Scientific knowledge is key, but as Associate Professor of Environmental Studies Jay Turner notes, “Advancing species conservation is about more than just the science. It is also about ethics, culture, governmental policy, and the forces of the market economy.” For that reason environmental studies at Wellesley is an interdisciplinary program, teaching students not only how to understand historic changes like the passenger pigeon and how to address current environmental challenges, but how to recognize the challenges to come. And, as Rodenhouse would hope, to lead others in taking the actions needed to effect change. “[Past species] losses were not inevitable,” he says. “They were the outcome of choices that we made in the way we care for private property, practice agriculture, and use wetlands and forests. In nearly all cases, we know what needs to be done to conserve the animal and plant species of the Northeast. However, not anywhere near enough of us individually, and consequently we collectively, are doing what needs to be done.”

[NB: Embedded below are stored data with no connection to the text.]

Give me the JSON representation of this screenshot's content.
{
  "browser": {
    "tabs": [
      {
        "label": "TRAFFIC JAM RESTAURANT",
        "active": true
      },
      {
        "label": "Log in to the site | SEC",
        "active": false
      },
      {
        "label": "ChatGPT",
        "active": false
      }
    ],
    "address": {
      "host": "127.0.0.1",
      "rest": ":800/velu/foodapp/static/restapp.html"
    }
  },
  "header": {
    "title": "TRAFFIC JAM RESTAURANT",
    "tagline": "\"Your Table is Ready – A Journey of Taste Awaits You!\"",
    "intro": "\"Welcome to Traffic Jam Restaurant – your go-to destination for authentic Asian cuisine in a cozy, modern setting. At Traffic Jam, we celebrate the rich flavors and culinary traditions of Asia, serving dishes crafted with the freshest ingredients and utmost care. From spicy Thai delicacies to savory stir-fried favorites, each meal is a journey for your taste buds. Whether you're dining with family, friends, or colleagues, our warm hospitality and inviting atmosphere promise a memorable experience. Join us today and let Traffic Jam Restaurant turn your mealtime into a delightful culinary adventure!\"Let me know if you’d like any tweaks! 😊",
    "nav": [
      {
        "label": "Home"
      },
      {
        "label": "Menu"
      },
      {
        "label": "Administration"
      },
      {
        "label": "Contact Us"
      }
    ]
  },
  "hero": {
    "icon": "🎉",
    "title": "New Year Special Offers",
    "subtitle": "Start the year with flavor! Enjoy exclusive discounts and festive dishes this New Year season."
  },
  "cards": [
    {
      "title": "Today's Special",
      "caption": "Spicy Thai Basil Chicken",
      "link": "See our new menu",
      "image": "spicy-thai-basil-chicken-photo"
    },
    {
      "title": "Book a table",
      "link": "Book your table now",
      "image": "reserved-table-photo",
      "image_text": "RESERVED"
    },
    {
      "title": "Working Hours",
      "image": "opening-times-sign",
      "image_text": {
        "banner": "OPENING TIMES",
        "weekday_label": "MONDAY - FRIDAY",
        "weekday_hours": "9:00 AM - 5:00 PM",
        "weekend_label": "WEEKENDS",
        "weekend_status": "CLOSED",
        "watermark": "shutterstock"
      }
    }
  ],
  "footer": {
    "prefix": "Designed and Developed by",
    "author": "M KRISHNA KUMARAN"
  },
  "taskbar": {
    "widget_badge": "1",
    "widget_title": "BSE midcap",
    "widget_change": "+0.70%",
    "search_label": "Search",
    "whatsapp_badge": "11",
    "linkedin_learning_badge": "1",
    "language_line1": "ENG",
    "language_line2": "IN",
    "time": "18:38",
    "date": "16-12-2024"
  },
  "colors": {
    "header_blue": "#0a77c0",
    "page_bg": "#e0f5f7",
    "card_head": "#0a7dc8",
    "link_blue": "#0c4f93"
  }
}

Wellesley faculty are providing tools for that leadership, however, and they remain optimistic. “If our students learn to appreciate the amazing diversity of life forms on our planet and value the ecological and economic services that they provide, then they can better understand the consequences of losing that diversity,” says Mattila. “The goal that underpins the courses I teach at Wellesley and my interaction with students in my lab is to inspire in them the respect and admiration for the natural world that I hold, something that fuels the choices I make about how I interact with my environment. I hope that what they learn in the classroom can bring more of this perspective to the world after they leave Wellesley.”